# IP address of A Fake Facebook ID



## TheLetterD (Mar 18, 2012)

Hello
Someone made a fake ID of a close friend of mine, is there any legal way to obtain the account creator's IP Address? And there is a third friend whose dad is in the Police and if he gets the IP address he can immediately track it down.

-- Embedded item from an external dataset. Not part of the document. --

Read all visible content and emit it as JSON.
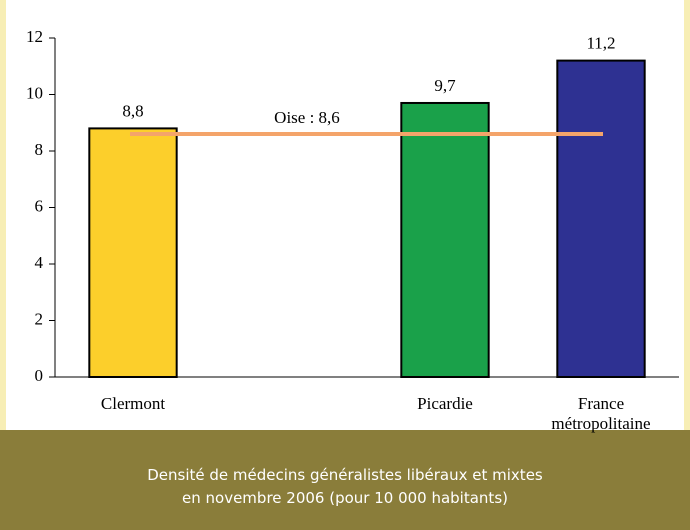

Please I need help asap! Cuz this guy has a slightly different display name and that would make the reporting process a little longer for facebook to delete it(Which is what a 4th friend told me).
So is there any Legal way? Or if there is an Illegal way, please PM me (LOL JK  , Or AM I??? Hahah yes I am, Or MAYBE NOT???? Well I guess I am. But what if? Nahhh, probably not. -I guess you get the message.)


----------



## Gollum (Mar 18, 2012)

are you high?


----------



## TheLetterD (Mar 18, 2012)

*thedailyintruder.com/wp-content/uploads/2012/02/no.jpg


----------



## theserpent (Mar 19, 2012)

Dude,Report that id as a fake id.
Provide facebook the link of your friend.Facebook might take action


----------



## coolpcguy (Mar 19, 2012)

> is there any legal way to obtain the account creator's IP Address?


No.



> Or if there is an Illegal way


There is no illegal way either, unless you decide to break into facebook's servers.. which is.. yeah.


----------



## Zangetsu (Mar 19, 2012)

@TheLetterD: there is only one way to get the IP address of fake id;Facebook knows the logged IP address.which only they will give on police intervention..


----------



## TheLetterD (Mar 19, 2012)

Oh thats cool.
Thanks anyways.It has been deleted. Actually that was just an excuse. My friend wanted to beat the crap outta that guy.
Well.


----------



## ico (Mar 19, 2012)

weird thread.

Closing.


----------